Die Gewässer in denen ich dort rumschiffe sind mehrer Seen die mit kleineren Verbindungsflüssen verbunden sind. Es wird dort viel Gesegelt. Wassertiefe beträgt dort durschnittlich 1,5m-2m.

Ich wollte erstmal fragen ob es überhaupt Sinn macht unter diesen Umständen zu schleppen?
Was für Köder könntet ihr mir empfehlen? Habe bis jetzt so einige Wobbler(Tauchtiefe bis 1,5m), Spinner und Gufis von 5-15cm....


----------



## Tommi-Engel (9. Juli 2007)

*AW: Schleppen vom Schlauchboot*

Es gibt viele die vom Schlauchboot schleppen, ich habe mich das nie getraut, deswegen habe ich mein Schlauchboot auch verkauft und mir eine kleine Hartschale gekauft.
Wenn man sieht, wie ein Hecht die Wobbler mit den Drillingen durchs boot schleudert, kann man schon Angst kriegen.|uhoh:

Zu den Ködern:
Bei 2 m Wassertiefe, kann man glaube ich von dem klassischen Gewässer für Flachläufer reden.:m
Also Wobbler von 0,5m - 1,5 m.
Schau Dir auch mal meinen Tip zur Beifängermontage an (auf meiner Homepage)


----------



## angelemanze (9. Juli 2007)

*AW: Schleppen vom Schlauchboot*

duuuuuuuuu? gummiboot nix gut- aufpassen sonst macht es zzzzzzzzzzzzzzzzzzz- und....... du stehst schon auf 2m


----------



## Tortugaf (9. Juli 2007)

*AW: Schleppen vom Schlauchboot*

Klar!!!:m, probiere es einfach aus#6#6#6.Ich würde aber, ein Kescher  u. eine Wanne mitnehmen ,schön gross um den Fisch zu enthaken u.zu töten. |supergri|supergri   Tortugaf.


----------



## Stealth2 (9. Juli 2007)

*AW: Schleppen vom Schlauchboot*

@angelemanze: Toller Beitrag! Weiter so....

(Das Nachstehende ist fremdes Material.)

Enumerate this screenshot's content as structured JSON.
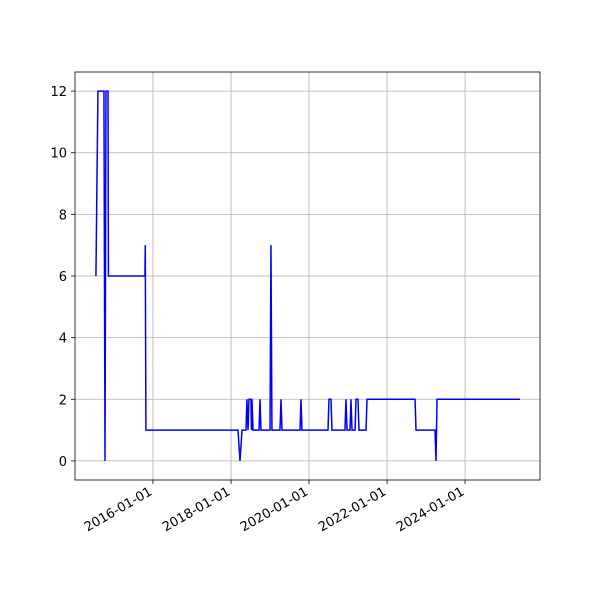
{
  "chart_data": {
    "type": "line",
    "x": [
      "2014-07-16",
      "2014-08-04",
      "2014-09-29",
      "2014-10-09",
      "2014-10-18",
      "2014-11-06",
      "2014-11-10",
      "2015-10-18",
      "2015-10-21",
      "2015-10-27",
      "2018-03-07",
      "2018-03-26",
      "2018-04-14",
      "2018-05-21",
      "2018-05-30",
      "2018-06-09",
      "2018-06-18",
      "2018-07-07",
      "2018-07-11",
      "2018-07-16",
      "2018-07-26",
      "2018-09-20",
      "2018-09-29",
      "2018-10-08",
      "2019-01-01",
      "2019-01-10",
      "2019-01-19",
      "2019-04-04",
      "2019-04-14",
      "2019-04-23",
      "2019-10-09",
      "2019-10-18",
      "2019-10-27",
      "2020-06-27",
      "2020-07-06",
      "2020-07-25",
      "2020-08-03",
      "2020-12-03",
      "2020-12-12",
      "2020-12-22",
      "2021-01-19",
      "2021-01-28",
      "2021-02-07",
      "2021-03-07",
      "2021-03-16",
      "2021-04-04",
      "2021-04-13",
      "2021-06-18",
      "2021-06-27",
      "2022-09-20",
      "2022-09-29",
      "2023-03-26",
      "2023-04-04",
      "2023-04-14",
      "2025-05-30"
    ],
    "series": [
      {
        "color": "#0000ff",
        "values": [
          6,
          12,
          12,
          0,
          12,
          12,
          6,
          6,
          7,
          1,
          1,
          0,
          1,
          1,
          2,
          1,
          2,
          2,
          1,
          2,
          1,
          1,
          2,
          1,
          1,
          7,
          1,
          1,
          2,
          1,
          1,
          2,
          1,
          1,
          2,
          2,
          1,
          1,
          2,
          1,
          1,
          2,
          1,
          1,
          2,
          2,
          1,
          1,
          2,
          2,
          1,
          1,
          0,
          2,
          2
        ]
      }
    ],
    "xlim": [
      "2014-01-01",
      "2025-12-03"
    ],
    "xticks": [
      "2016-01-01",
      "2018-01-01",
      "2020-01-01",
      "2022-01-01",
      "2024-01-01"
    ],
    "ylim": [
      -0.62,
      12.62
    ],
    "yticks": [
      0,
      2,
      4,
      6,
      8,
      10,
      12
    ],
    "grid": true
  }
}
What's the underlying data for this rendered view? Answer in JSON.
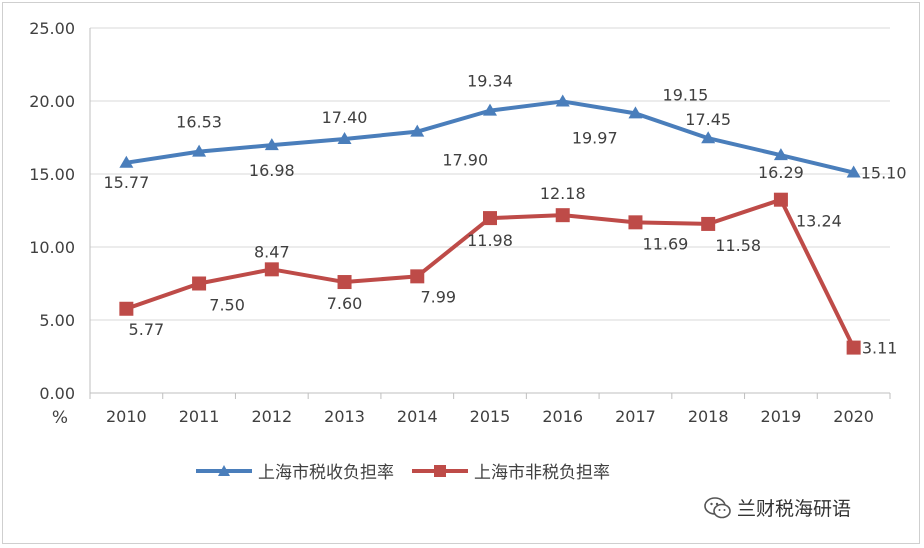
{
  "chart_data": {
    "type": "line",
    "categories": [
      "2010",
      "2011",
      "2012",
      "2013",
      "2014",
      "2015",
      "2016",
      "2017",
      "2018",
      "2019",
      "2020"
    ],
    "series": [
      {
        "name": "上海市税收负担率",
        "values": [
          15.77,
          16.53,
          16.98,
          17.4,
          17.9,
          19.34,
          19.97,
          19.15,
          17.45,
          16.29,
          15.1
        ],
        "labels": [
          "15.77",
          "16.53",
          "16.98",
          "17.40",
          "17.90",
          "19.34",
          "19.97",
          "19.15",
          "17.45",
          "16.29",
          "15.10"
        ],
        "color": "#4a7ebb",
        "marker": "triangle"
      },
      {
        "name": "上海市非税负担率",
        "values": [
          5.77,
          7.5,
          8.47,
          7.6,
          7.99,
          11.98,
          12.18,
          11.69,
          11.58,
          13.24,
          3.11
        ],
        "labels": [
          "5.77",
          "7.50",
          "8.47",
          "7.60",
          "7.99",
          "11.98",
          "12.18",
          "11.69",
          "11.58",
          "13.24",
          "3.11"
        ],
        "color": "#be4b48",
        "marker": "square"
      }
    ],
    "yticks": [
      "0.00",
      "5.00",
      "10.00",
      "15.00",
      "20.00",
      "25.00"
    ],
    "ylim": [
      0,
      25
    ],
    "yunit": "%",
    "grid": true,
    "legend_position": "bottom"
  },
  "watermark": {
    "text": "兰财税海研语",
    "icon": "wechat-icon"
  }
}
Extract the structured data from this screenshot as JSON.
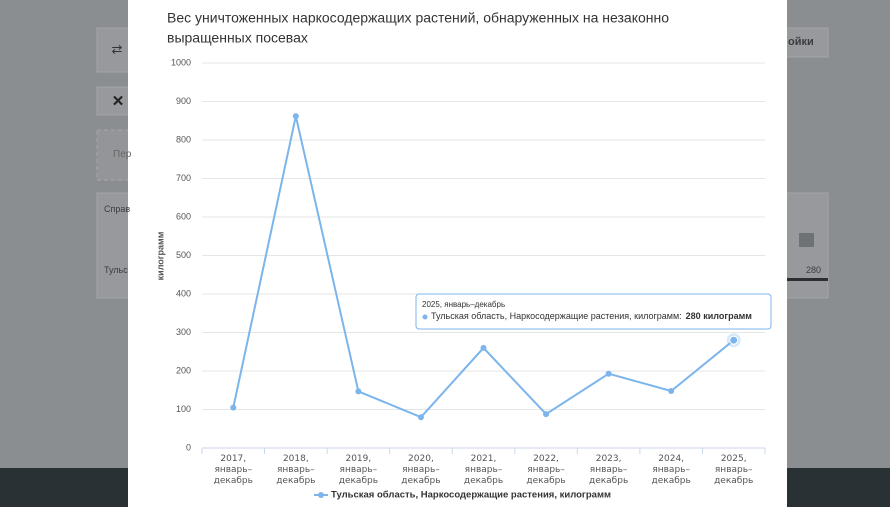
{
  "background": {
    "texts": [
      "ойки",
      "Пер",
      "Справ",
      "Тульс",
      "280"
    ]
  },
  "chart_data": {
    "type": "line",
    "title": "Вес уничтоженных наркосодержащих растений, обнаруженных на незаконно выращенных посевах",
    "y_label": "килограмм",
    "categories": [
      "2017, январь–декабрь",
      "2018, январь–декабрь",
      "2019, январь–декабрь",
      "2020, январь–декабрь",
      "2021, январь–декабрь",
      "2022, январь–декабрь",
      "2023, январь–декабрь",
      "2024, январь–декабрь",
      "2025, январь–декабрь"
    ],
    "series": [
      {
        "name": "Тульская область, Наркосодержащие растения, килограмм",
        "color": "#7cb5ec",
        "values": [
          105,
          862,
          147,
          80,
          260,
          88,
          193,
          148,
          280
        ]
      }
    ],
    "ylim": [
      0,
      1000
    ],
    "yticks": [
      0,
      100,
      200,
      300,
      400,
      500,
      600,
      700,
      800,
      900,
      1000
    ],
    "grid": true,
    "legend": "bottom",
    "tooltip": {
      "title": "2025, январь–декабрь",
      "label": "Тульская область, Наркосодержащие растения, килограмм:",
      "value": "280 килограмм"
    }
  }
}
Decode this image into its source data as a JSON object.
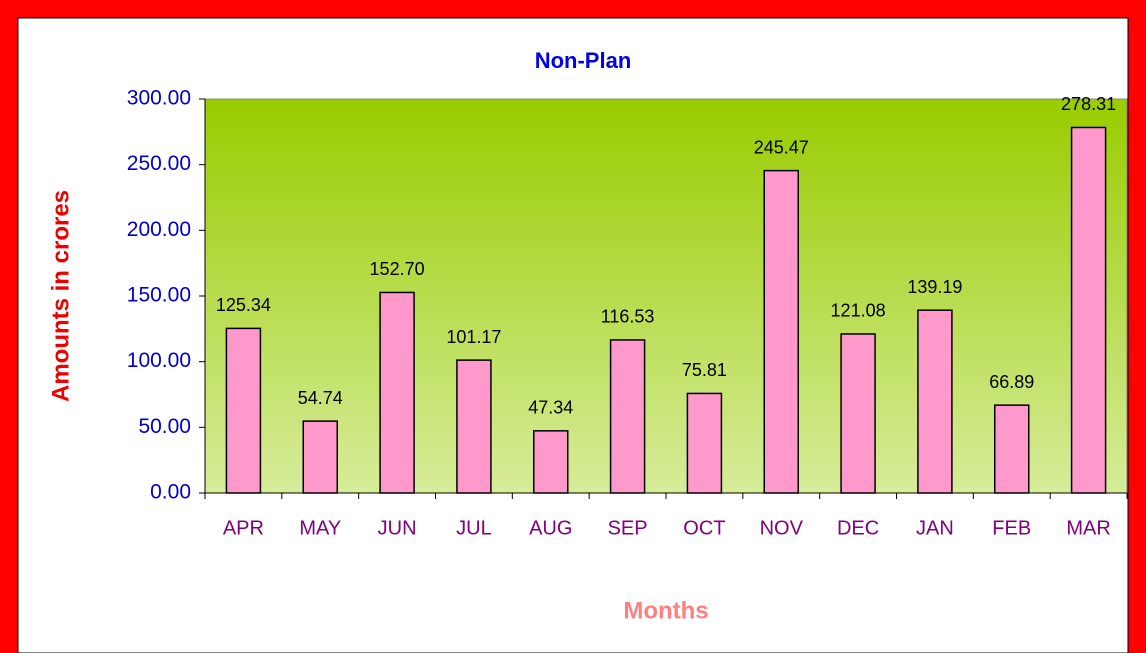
{
  "chart_data": {
    "type": "bar",
    "title": "Non-Plan",
    "x_label": "Months",
    "y_label": "Amounts in crores",
    "categories": [
      "APR",
      "MAY",
      "JUN",
      "JUL",
      "AUG",
      "SEP",
      "OCT",
      "NOV",
      "DEC",
      "JAN",
      "FEB",
      "MAR"
    ],
    "values": [
      125.34,
      54.74,
      152.7,
      101.17,
      47.34,
      116.53,
      75.81,
      245.47,
      121.08,
      139.19,
      66.89,
      278.31
    ],
    "value_labels": [
      "125.34",
      "54.74",
      "152.70",
      "101.17",
      "47.34",
      "116.53",
      "75.81",
      "245.47",
      "121.08",
      "139.19",
      "66.89",
      "278.31"
    ],
    "color": "#ff99cc",
    "ylim": [
      0,
      300
    ],
    "yticks": [
      {
        "value": 0,
        "label": "0.00"
      },
      {
        "value": 50,
        "label": "50.00"
      },
      {
        "value": 100,
        "label": "100.00"
      },
      {
        "value": 150,
        "label": "150.00"
      },
      {
        "value": 200,
        "label": "200.00"
      },
      {
        "value": 250,
        "label": "250.00"
      },
      {
        "value": 300,
        "label": "300.00"
      }
    ]
  }
}
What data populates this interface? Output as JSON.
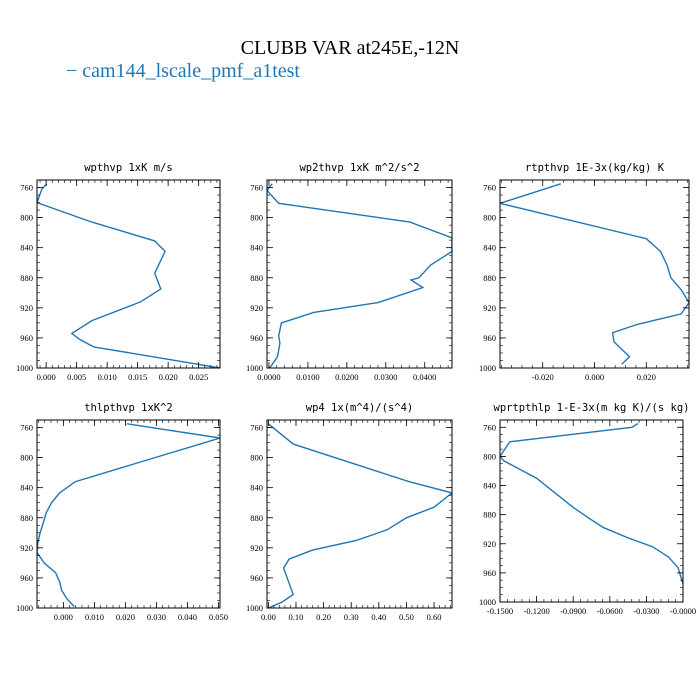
{
  "title": "CLUBB VAR at245E,-12N",
  "legend": {
    "label": "− cam144_lscale_pmf_a1test",
    "color": "#1f77b4"
  },
  "chart_data": [
    {
      "type": "line",
      "title": "wpthvp  1xK m/s",
      "xlim": [
        -0.0015,
        0.0285
      ],
      "ylim": [
        1000,
        750
      ],
      "xticks": [
        "0.000",
        "0.005",
        "0.010",
        "0.015",
        "0.020",
        "0.025"
      ],
      "xtick_values": [
        0,
        0.005,
        0.01,
        0.015,
        0.02,
        0.025
      ],
      "yticks": [
        "760",
        "800",
        "840",
        "880",
        "920",
        "960",
        "1000"
      ],
      "ytick_values": [
        760,
        800,
        840,
        880,
        920,
        960,
        1000
      ],
      "series": [
        {
          "color": "#1f77b4",
          "x": [
            0.0001,
            -0.0007,
            -0.0015,
            0.0075,
            0.0178,
            0.0195,
            0.0185,
            0.0178,
            0.0188,
            0.0155,
            0.0075,
            0.0042,
            0.0055,
            0.0078,
            0.0285
          ],
          "y": [
            755,
            762,
            780,
            806,
            831,
            845,
            862,
            874,
            895,
            912,
            937,
            954,
            962,
            972,
            1000
          ]
        }
      ]
    },
    {
      "type": "line",
      "title": "wp2thvp  1xK m^2/s^2",
      "xlim": [
        -0.0005,
        0.047
      ],
      "ylim": [
        1000,
        750
      ],
      "xticks": [
        "0.0000",
        "0.0100",
        "0.0200",
        "0.0300",
        "0.0400"
      ],
      "xtick_values": [
        0,
        0.01,
        0.02,
        0.03,
        0.04
      ],
      "yticks": [
        "760",
        "800",
        "840",
        "880",
        "920",
        "960",
        "1000"
      ],
      "ytick_values": [
        760,
        800,
        840,
        880,
        920,
        960,
        1000
      ],
      "series": [
        {
          "color": "#1f77b4",
          "x": [
            0.0008,
            -0.0005,
            0.0025,
            0.0362,
            0.047,
            0.047,
            0.0415,
            0.0385,
            0.0365,
            0.0395,
            0.028,
            0.0115,
            0.0032,
            0.0025,
            0.0028,
            0.0022,
            0.0002
          ],
          "y": [
            755,
            764,
            781,
            806,
            827,
            845,
            863,
            880,
            883,
            893,
            913,
            926,
            940,
            957,
            967,
            985,
            1000
          ]
        }
      ]
    },
    {
      "type": "line",
      "title": "rtpthvp  1E-3x(kg/kg) K",
      "xlim": [
        -0.0365,
        0.0365
      ],
      "ylim": [
        1000,
        750
      ],
      "xticks": [
        "-0.020",
        "0.000",
        "0.020"
      ],
      "xtick_values": [
        -0.02,
        0.0,
        0.02
      ],
      "yticks": [
        "760",
        "800",
        "840",
        "880",
        "920",
        "960",
        "1000"
      ],
      "ytick_values": [
        760,
        800,
        840,
        880,
        920,
        960,
        1000
      ],
      "series": [
        {
          "color": "#1f77b4",
          "x": [
            -0.013,
            -0.0365,
            0.02,
            0.0255,
            0.028,
            0.0295,
            0.0335,
            0.0365,
            0.0335,
            0.0165,
            0.007,
            0.0075,
            0.0105,
            0.0135,
            0.0105
          ],
          "y": [
            755,
            781,
            828,
            845,
            863,
            880,
            896,
            913,
            928,
            942,
            953,
            965,
            975,
            985,
            995
          ]
        }
      ]
    },
    {
      "type": "line",
      "title": "thlpthvp  1xK^2",
      "xlim": [
        -0.0085,
        0.0505
      ],
      "ylim": [
        1000,
        750
      ],
      "xticks": [
        "0.000",
        "0.010",
        "0.020",
        "0.030",
        "0.040",
        "0.050"
      ],
      "xtick_values": [
        0,
        0.01,
        0.02,
        0.03,
        0.04,
        0.05
      ],
      "yticks": [
        "760",
        "800",
        "840",
        "880",
        "920",
        "960",
        "1000"
      ],
      "ytick_values": [
        760,
        800,
        840,
        880,
        920,
        960,
        1000
      ],
      "series": [
        {
          "color": "#1f77b4",
          "x": [
            0.0205,
            0.0505,
            0.0038,
            -0.0012,
            -0.0038,
            -0.0055,
            -0.0065,
            -0.0075,
            -0.0082,
            -0.0085,
            -0.0062,
            -0.0025,
            -0.0012,
            -0.0005,
            0.0012,
            0.0035
          ],
          "y": [
            755,
            774,
            832,
            847,
            860,
            873,
            887,
            900,
            913,
            926,
            940,
            953,
            965,
            977,
            988,
            998
          ]
        }
      ]
    },
    {
      "type": "line",
      "title": "wp4  1x(m^4)/(s^4)",
      "xlim": [
        -0.005,
        0.665
      ],
      "ylim": [
        1000,
        750
      ],
      "xticks": [
        "0.00",
        "0.10",
        "0.20",
        "0.30",
        "0.40",
        "0.50",
        "0.60"
      ],
      "xtick_values": [
        0,
        0.1,
        0.2,
        0.3,
        0.4,
        0.5,
        0.6
      ],
      "yticks": [
        "760",
        "800",
        "840",
        "880",
        "920",
        "960",
        "1000"
      ],
      "ytick_values": [
        760,
        800,
        840,
        880,
        920,
        960,
        1000
      ],
      "series": [
        {
          "color": "#1f77b4",
          "x": [
            0.0,
            0.09,
            0.51,
            0.665,
            0.6,
            0.5,
            0.43,
            0.32,
            0.16,
            0.075,
            0.055,
            0.07,
            0.09,
            0.05,
            0.0
          ],
          "y": [
            755,
            782,
            832,
            847,
            866,
            880,
            896,
            910,
            923,
            935,
            947,
            962,
            982,
            992,
            1000
          ]
        }
      ]
    },
    {
      "type": "line",
      "title": "wprtpthlp  1-E-3x(m kg K)/(s kg)",
      "xlim": [
        -0.15,
        0.0
      ],
      "ylim": [
        1000,
        750
      ],
      "xticks": [
        "-0.1500",
        "-0.1200",
        "-0.0900",
        "-0.0600",
        "-0.0300",
        "-0.0000"
      ],
      "xtick_values": [
        -0.15,
        -0.12,
        -0.09,
        -0.06,
        -0.03,
        0.0
      ],
      "yticks": [
        "760",
        "800",
        "840",
        "880",
        "920",
        "960",
        "1000"
      ],
      "ytick_values": [
        760,
        800,
        840,
        880,
        920,
        960,
        1000
      ],
      "series": [
        {
          "color": "#1f77b4",
          "x": [
            -0.037,
            -0.042,
            -0.142,
            -0.15,
            -0.147,
            -0.12,
            -0.105,
            -0.09,
            -0.077,
            -0.065,
            -0.045,
            -0.025,
            -0.012,
            -0.004,
            0.0
          ],
          "y": [
            755,
            760,
            780,
            800,
            806,
            830,
            850,
            870,
            885,
            898,
            912,
            924,
            938,
            953,
            975
          ]
        }
      ]
    }
  ]
}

@Tommi,Tortugraf: Tolle Homepage. Werde den Tipp mal ausprobieren:m
Kescher kommt auf jeden Fall mit!

Naja ich werd das mit dem schleppen wohl mal ausprobieren. Ansonsten lass ich mich einfach nen bisschen treiben und blinker die Uferregionen ab.

Kann man eigentlich auch mit Spinnern schleppen? Kann jetzt schlecht einschätzen mit welcher Geschwindigkeit man sonst so einkurbelt.

Wie weit sollt der Köder hinter dem Boot den laufen?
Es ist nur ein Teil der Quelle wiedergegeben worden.